Jika tadi dia berputar ke arah kiri dan menendang dengan kaki kiri, maka ia akan menendang dengan .... Dika terpental membentur dinding karena tendangan kaki kiri Rafi.

Dika terdiam dan memandang kesekeliling. Dilihat kedua sahabatnya masih bisa bergerak. Selama hampir satu menit Azhar dan Aldena sudah kembali berdiri, begitupun dengan Dika.

Rafi hanya tersenyum melihat dirinya yang sudah berada di tengah mereka bertiga.

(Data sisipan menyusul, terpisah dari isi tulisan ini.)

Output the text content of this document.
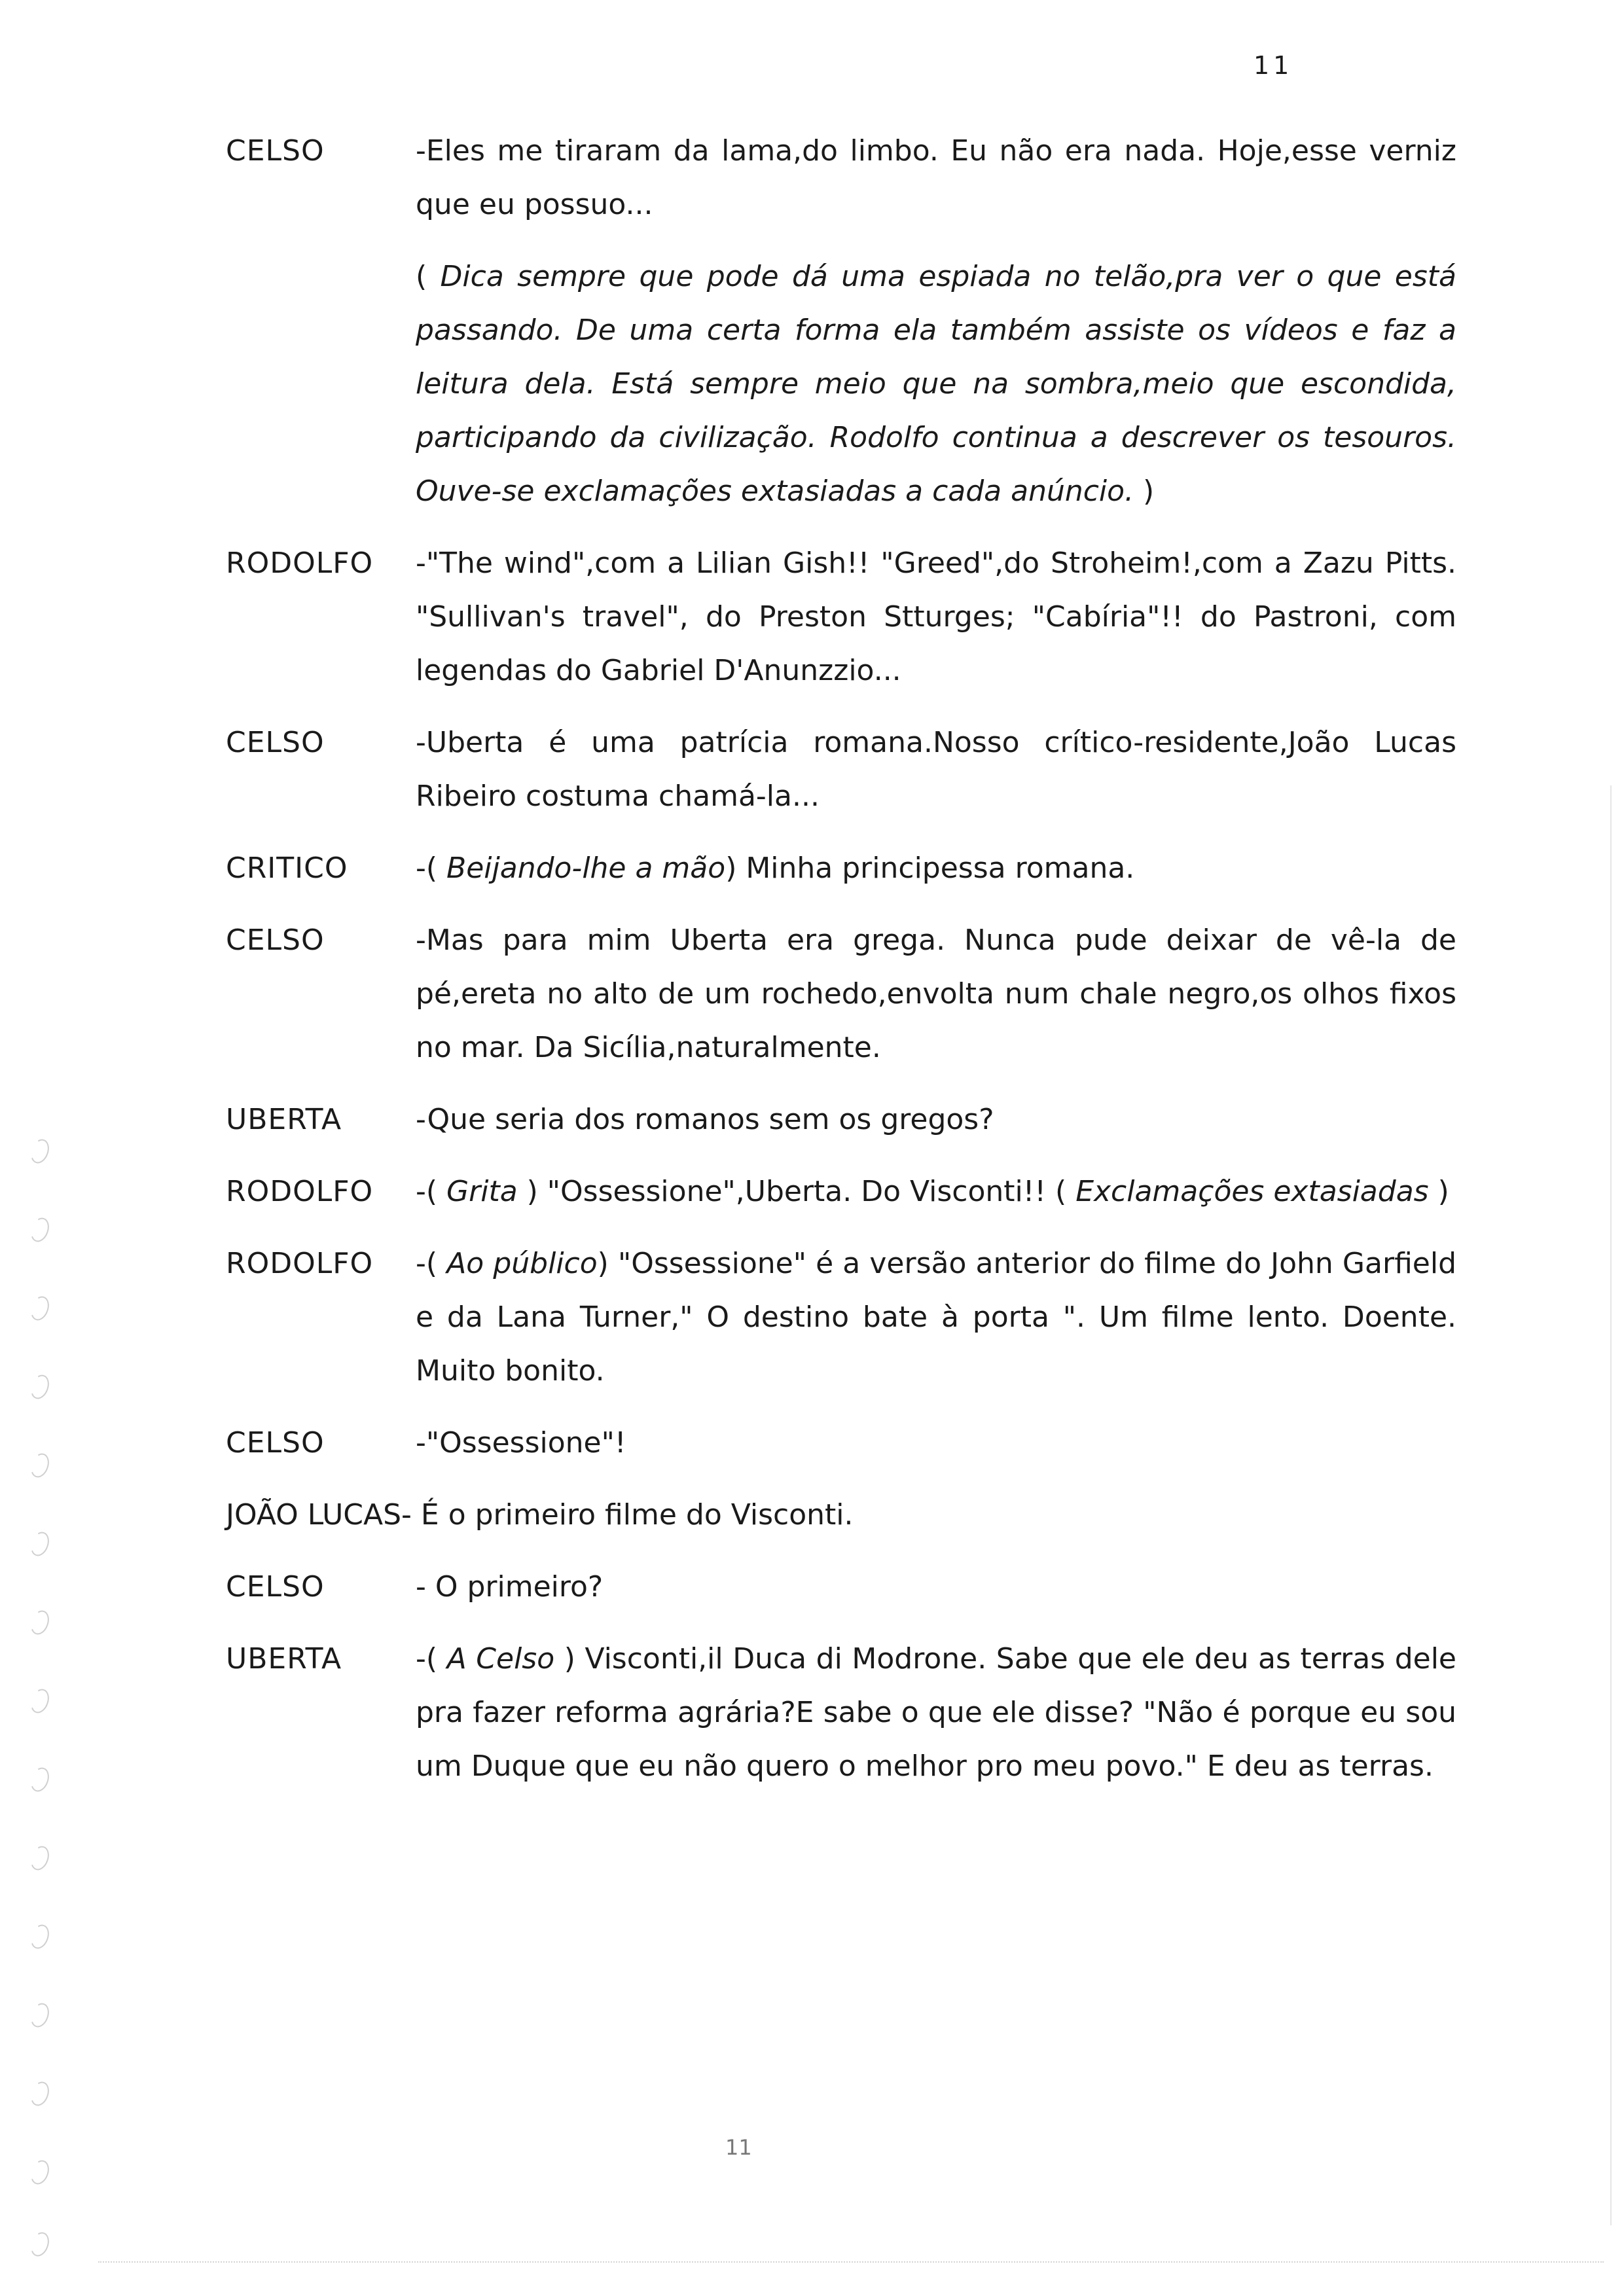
11
CELSO	-Eles me tiraram da lama,do limbo. Eu não era nada. Hoje,esse verniz que eu possuo...
( Dica sempre que pode dá uma espiada no telão,pra ver o que está passando. De uma certa forma ela também assiste os vídeos e faz a leitura dela. Está sempre meio que na sombra,meio que escondida, participando da civilização. Rodolfo continua a descrever os tesouros. Ouve-se exclamações extasiadas a cada anúncio. )
RODOLFO	-"The wind",com a Lilian Gish!! "Greed",do Stroheim!,com a Zazu Pitts. "Sullivan's travel", do Preston Stturges; "Cabíria"!! do Pastroni, com legendas do Gabriel D'Anunzzio...
CELSO	-Uberta é uma patrícia romana.Nosso crítico-residente,João Lucas Ribeiro costuma chamá-la...
CRITICO	-( Beijando-lhe a mão) Minha principessa romana.
CELSO	-Mas para mim Uberta era grega. Nunca pude deixar de vê-la de pé,ereta no alto de um rochedo,envolta num chale negro,os olhos fixos no mar. Da Sicília,naturalmente.
UBERTA	-Que seria dos romanos sem os gregos?
RODOLFO	-( Grita ) "Ossessione",Uberta. Do Visconti!! ( Exclamações extasiadas )
RODOLFO	-( Ao público) "Ossessione" é a versão anterior do filme do John Garfield e da Lana Turner," O destino bate à porta ". Um filme lento. Doente. Muito bonito.
CELSO	-"Ossessione"!
JOÃO LUCAS- É o primeiro filme do Visconti.
CELSO	- O primeiro?
UBERTA	-( A Celso ) Visconti,il Duca di Modrone. Sabe que ele deu as terras dele pra fazer reforma agrária?E sabe o que ele disse? "Não é porque eu sou um Duque que eu não quero o melhor pro meu povo." E deu as terras.
11
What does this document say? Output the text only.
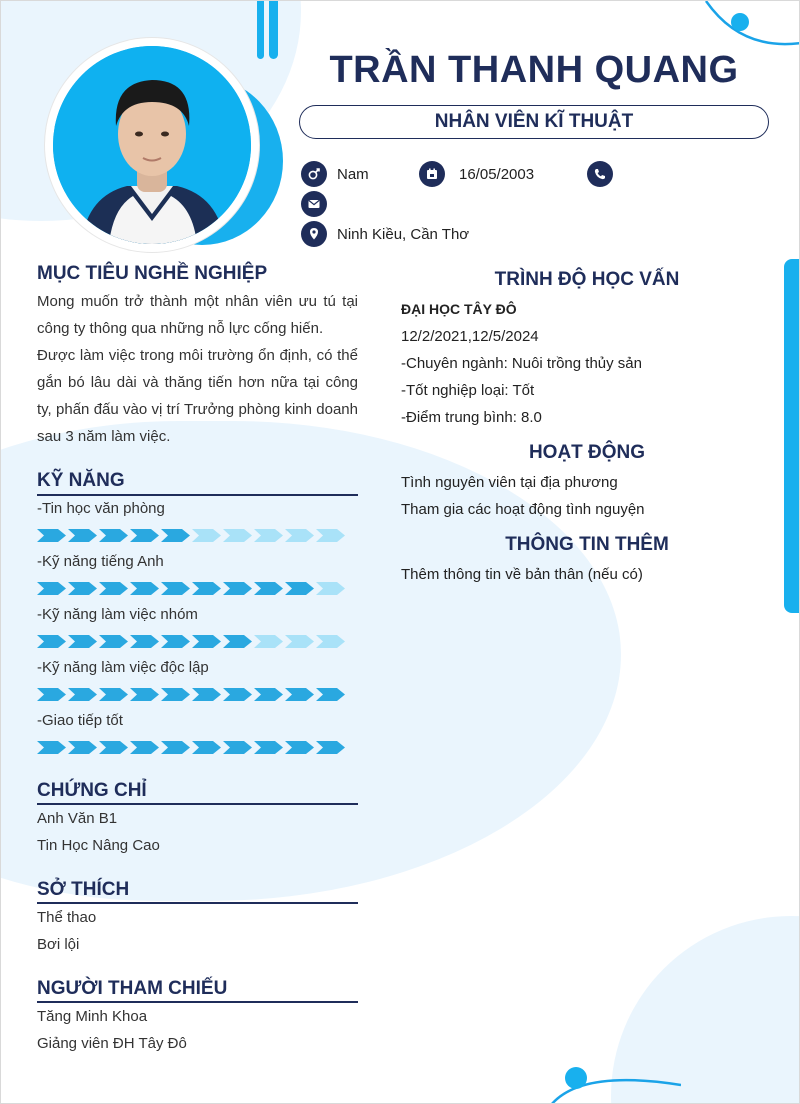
TRẦN THANH QUANG
NHÂN VIÊN KĨ THUẬT
Nam	16/05/2003
Ninh Kiều, Cần Thơ
MỤC TIÊU NGHỀ NGHIỆP
Mong muốn trở thành một nhân viên ưu tú tại công ty thông qua những nỗ lực cống hiến.
Được làm việc trong môi trường ổn định, có thể gắn bó lâu dài và thăng tiến hơn nữa tại công ty, phấn đấu vào vị trí Trưởng phòng kinh doanh sau 3 năm làm việc.
KỸ NĂNG
-Tin học văn phòng
-Kỹ năng tiếng Anh
-Kỹ năng làm việc nhóm
-Kỹ năng làm việc độc lập
-Giao tiếp tốt
CHỨNG CHỈ
Anh Văn B1
Tin Học Nâng Cao
SỞ THÍCH
Thể thao
Bơi lội
NGƯỜI THAM CHIẾU
Tăng Minh Khoa
Giảng viên ĐH Tây Đô
TRÌNH ĐỘ HỌC VẤN
ĐẠI HỌC TÂY ĐÔ
12/2/2021,12/5/2024
-Chuyên ngành: Nuôi trồng thủy sản
-Tốt nghiệp loại: Tốt
-Điểm trung bình: 8.0
HOẠT ĐỘNG
Tình nguyên viên tại địa phương
Tham gia các hoạt động tình nguyện
THÔNG TIN THÊM
Thêm thông tin về bản thân (nếu có)
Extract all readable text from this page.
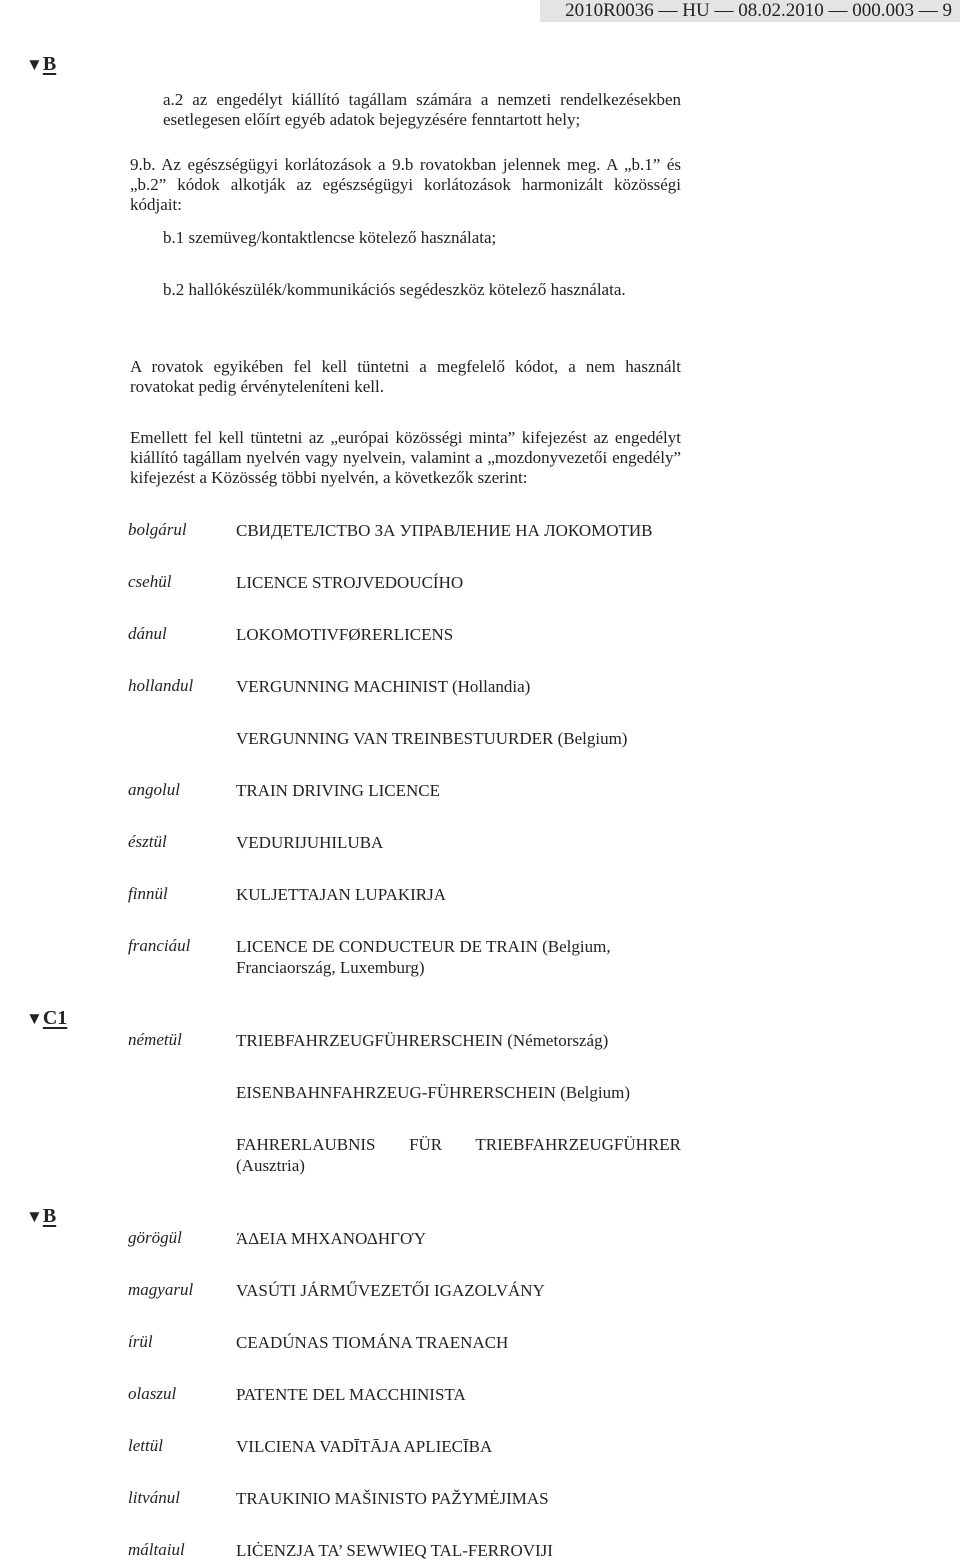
2010R0036 — HU — 08.02.2010 — 000.003 — 9
▼B
▼C1
▼B
a.2 az engedélyt kiállító tagállam számára a nemzeti rendelkezésekben esetlegesen előírt egyéb adatok bejegyzésére fenntartott hely;
9.b. Az egészségügyi korlátozások a 9.b rovatokban jelennek meg. A „b.1” és „b.2” kódok alkotják az egészségügyi korlátozások harmonizált közösségi kódjait:
b.1 szemüveg/kontaktlencse kötelező használata;
b.2 hallókészülék/kommunikációs segédeszköz kötelező használata.
A rovatok egyikében fel kell tüntetni a megfelelő kódot, a nem használt rovatokat pedig érvényteleníteni kell.
Emellett fel kell tüntetni az „európai közösségi minta” kifejezést az engedélyt kiállító tagállam nyelvén vagy nyelvein, valamint a „mozdonyvezetői engedély” kifejezést a Közösség többi nyelvén, a következők szerint:
bolgárul	СВИДЕТЕЛСТВО ЗА УПРАВЛЕНИЕ НА ЛОКОМОТИВ
csehül	LICENCE STROJVEDOUCÍHO
dánul	LOKOMOTIVFØRERLICENS
hollandul	VERGUNNING MACHINIST (Hollandia)
VERGUNNING VAN TREINBESTUURDER (Belgium)
angolul	TRAIN DRIVING LICENCE
észtül	VEDURIJUHILUBA
finnül	KULJETTAJAN LUPAKIRJA
franciául	LICENCE DE CONDUCTEUR DE TRAIN (Belgium, Franciaország, Luxemburg)
németül	TRIEBFAHRZEUGFÜHRERSCHEIN (Németország)
EISENBAHNFAHRZEUG-FÜHRERSCHEIN (Belgium)
FAHRERLAUBNIS FÜR TRIEBFAHRZEUGFÜHRER (Ausztria)
görögül	ΆΔΕΙΑ ΜΗΧΑΝΟΔΗΓΟΎ
magyarul	VASÚTI JÁRMŰVEZETŐI IGAZOLVÁNY
írül	CEADÚNAS TIOMÁNA TRAENACH
olaszul	PATENTE DEL MACCHINISTA
lettül	VILCIENA VADĪTĀJA APLIECĪBA
litvánul	TRAUKINIO MAŠINISTO PAŽYMĖJIMAS
máltaiul	LIĊENZJA TA’ SEWWIEQ TAL-FERROVIJI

Dipandangnya satu persatu ketiga mahasiswa itu yang sudah sedikit kelelahan.

"Seriously?" ejek Rafi seraya bertingkah seolah-olah kecapekanl

Dika meludah ke sisi kiri dan mendengus. "Kenapa lo ngelakuin semua ini?"

Rafi terkekeh. "Tadi temen lo si Reinard juga nanya gitu. Dia nanya, 'Kenapa lo harus ngejual narkoba?'"

"Terus?" tanya Aldena.

"Narkoba itu kaya barang primer bagi para pasien. Sama kaya lo semua terhadap nasi."

"Kalo gitu, kenapa lo gak ngejual nasi bungkus aja? Bukankah sama-sama barang primer?" tanya Azhar.

Dika terdiam mendengar perkataan Azhar. Dilirik sahabatnya yang berkata itu selama hampir satu detik.

Rafi tertawa terbahak-bahak. "Lo belom tahu apa-apa soal bisnis ini."

"Gue emang gak tahu soal bisnis itu, tapi,"--Dika memandang Rafi dingin--"gue tahu bisnis itu gak ada hubungannya Nayla."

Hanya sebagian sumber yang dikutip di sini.